The words “prenuptial agreement” have countless connotations — and not all of them good. Some people think that creating a prenup means your marriage won’t last. Others think they are reserved for the wealthiest people. Others say it turns your marriage into a business contract.
Despite what people may think about prenuptial agreements, the reality is that they can be beneficial for numerous couples in Missouri. A prenup can protect assets that you bring into your marriage, it can help you determine property division should divorce ever become necessary, and it can give you and your future spouse an opportunity to make sure you are on the same page about your assets and finances. Although there are numerous benefits to having a prenup, finding the right way to bring it up can be challenging.
A recent article in The New York Times Magazine addresses this issue in detail. For starters, the author says, it is important to pick the right time to tell your partner that you would like a prenup. Do not bring it up in the middle of an argument or when your relationship is already tense. Instead, start the discussion when you are on good terms, so you can both express your feelings calmly and rationally.

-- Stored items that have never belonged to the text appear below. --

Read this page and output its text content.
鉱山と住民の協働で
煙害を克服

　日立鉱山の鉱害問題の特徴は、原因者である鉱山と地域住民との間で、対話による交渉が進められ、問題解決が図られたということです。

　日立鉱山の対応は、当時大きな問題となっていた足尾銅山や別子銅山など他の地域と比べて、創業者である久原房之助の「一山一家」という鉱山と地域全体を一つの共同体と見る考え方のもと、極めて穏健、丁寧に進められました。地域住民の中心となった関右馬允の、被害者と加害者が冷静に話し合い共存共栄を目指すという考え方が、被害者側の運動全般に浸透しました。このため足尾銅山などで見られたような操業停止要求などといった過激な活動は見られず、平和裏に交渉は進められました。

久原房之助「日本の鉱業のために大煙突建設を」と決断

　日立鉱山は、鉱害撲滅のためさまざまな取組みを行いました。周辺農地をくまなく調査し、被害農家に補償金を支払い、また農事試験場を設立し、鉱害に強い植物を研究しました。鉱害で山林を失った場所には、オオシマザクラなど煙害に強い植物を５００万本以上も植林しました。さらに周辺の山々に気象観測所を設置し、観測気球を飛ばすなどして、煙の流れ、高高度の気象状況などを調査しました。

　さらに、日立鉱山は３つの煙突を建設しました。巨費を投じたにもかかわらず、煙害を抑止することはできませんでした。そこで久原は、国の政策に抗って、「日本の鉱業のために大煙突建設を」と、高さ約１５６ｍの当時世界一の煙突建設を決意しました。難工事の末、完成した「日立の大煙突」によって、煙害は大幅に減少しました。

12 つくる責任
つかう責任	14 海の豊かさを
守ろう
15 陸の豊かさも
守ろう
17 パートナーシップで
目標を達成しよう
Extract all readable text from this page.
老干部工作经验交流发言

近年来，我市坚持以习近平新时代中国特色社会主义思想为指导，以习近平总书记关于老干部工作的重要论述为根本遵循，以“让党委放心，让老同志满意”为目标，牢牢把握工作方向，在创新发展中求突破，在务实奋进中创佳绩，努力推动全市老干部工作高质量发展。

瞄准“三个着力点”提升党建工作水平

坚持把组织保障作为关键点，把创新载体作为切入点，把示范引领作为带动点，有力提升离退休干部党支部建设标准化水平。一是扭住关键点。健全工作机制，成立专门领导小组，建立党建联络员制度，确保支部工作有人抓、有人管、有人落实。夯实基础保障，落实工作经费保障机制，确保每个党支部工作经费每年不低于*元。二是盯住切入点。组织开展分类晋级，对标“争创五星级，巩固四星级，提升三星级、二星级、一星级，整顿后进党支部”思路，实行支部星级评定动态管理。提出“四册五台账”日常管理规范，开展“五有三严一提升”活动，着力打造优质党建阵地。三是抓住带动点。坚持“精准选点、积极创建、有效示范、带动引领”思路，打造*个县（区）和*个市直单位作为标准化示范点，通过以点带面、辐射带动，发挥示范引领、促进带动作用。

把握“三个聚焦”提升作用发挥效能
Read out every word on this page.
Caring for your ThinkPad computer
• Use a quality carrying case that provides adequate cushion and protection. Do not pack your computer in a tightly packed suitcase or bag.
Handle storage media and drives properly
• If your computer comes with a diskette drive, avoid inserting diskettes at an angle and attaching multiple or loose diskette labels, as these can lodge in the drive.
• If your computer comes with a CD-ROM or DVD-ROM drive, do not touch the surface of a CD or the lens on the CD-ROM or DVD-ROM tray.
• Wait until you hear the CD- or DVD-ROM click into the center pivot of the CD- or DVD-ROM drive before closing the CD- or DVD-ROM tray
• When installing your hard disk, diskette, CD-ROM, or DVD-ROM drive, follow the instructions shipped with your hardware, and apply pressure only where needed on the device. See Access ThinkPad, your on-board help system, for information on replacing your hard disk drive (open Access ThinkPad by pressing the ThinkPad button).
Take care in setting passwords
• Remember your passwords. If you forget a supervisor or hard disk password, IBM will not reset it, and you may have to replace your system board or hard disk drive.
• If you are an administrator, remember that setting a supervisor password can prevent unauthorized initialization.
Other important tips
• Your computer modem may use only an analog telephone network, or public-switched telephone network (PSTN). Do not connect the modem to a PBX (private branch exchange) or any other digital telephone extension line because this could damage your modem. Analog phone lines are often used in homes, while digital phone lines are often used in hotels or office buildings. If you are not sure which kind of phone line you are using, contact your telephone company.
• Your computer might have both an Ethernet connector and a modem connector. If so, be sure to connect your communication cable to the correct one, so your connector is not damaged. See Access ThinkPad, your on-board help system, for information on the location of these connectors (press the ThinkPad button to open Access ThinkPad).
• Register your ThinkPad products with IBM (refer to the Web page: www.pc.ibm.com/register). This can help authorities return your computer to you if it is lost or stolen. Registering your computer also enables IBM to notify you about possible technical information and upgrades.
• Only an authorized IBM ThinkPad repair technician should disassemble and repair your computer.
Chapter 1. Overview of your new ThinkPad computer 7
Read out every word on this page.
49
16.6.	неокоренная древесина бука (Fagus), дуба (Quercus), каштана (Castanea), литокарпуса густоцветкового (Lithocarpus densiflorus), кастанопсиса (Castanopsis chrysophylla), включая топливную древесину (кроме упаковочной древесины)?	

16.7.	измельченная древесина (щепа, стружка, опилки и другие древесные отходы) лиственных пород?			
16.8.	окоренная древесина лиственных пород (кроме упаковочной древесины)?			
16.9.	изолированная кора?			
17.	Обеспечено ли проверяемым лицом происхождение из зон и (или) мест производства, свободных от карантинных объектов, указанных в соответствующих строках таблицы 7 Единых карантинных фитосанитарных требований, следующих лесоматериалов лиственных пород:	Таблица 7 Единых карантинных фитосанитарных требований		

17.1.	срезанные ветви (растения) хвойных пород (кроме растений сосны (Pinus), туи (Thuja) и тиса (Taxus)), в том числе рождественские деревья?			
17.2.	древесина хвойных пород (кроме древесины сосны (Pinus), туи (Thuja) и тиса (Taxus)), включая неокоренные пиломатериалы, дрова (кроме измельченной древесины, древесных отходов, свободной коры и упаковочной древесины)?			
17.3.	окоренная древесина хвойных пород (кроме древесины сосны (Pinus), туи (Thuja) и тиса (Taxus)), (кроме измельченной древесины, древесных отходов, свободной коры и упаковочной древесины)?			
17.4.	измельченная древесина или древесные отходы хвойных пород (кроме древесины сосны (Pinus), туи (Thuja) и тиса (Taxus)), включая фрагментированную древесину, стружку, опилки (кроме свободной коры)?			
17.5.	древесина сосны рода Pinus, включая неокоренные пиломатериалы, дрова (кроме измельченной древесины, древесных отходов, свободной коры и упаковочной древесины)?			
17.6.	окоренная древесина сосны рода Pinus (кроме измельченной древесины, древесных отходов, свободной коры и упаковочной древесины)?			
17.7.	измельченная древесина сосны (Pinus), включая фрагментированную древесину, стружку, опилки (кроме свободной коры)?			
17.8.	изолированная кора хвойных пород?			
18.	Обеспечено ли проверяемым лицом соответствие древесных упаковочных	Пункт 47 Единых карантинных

Next, be considerate of your partner and his or her feelings. Do not lose sight of the fact that you love this person and plan to marry him or her. Your prenup should be beneficial to both of you, not pit you against each other.
Finally, make sure you bring it up far in advance of your wedding. It is very possible that a court will not accept your prenup if it signed too close to your wedding because it could be a sign that one party signed under duress. Start discussing it at least a few months before you are getting married. Once you have agreed on terms — or even before — talk to a lawyer to make sure it will hold up in court.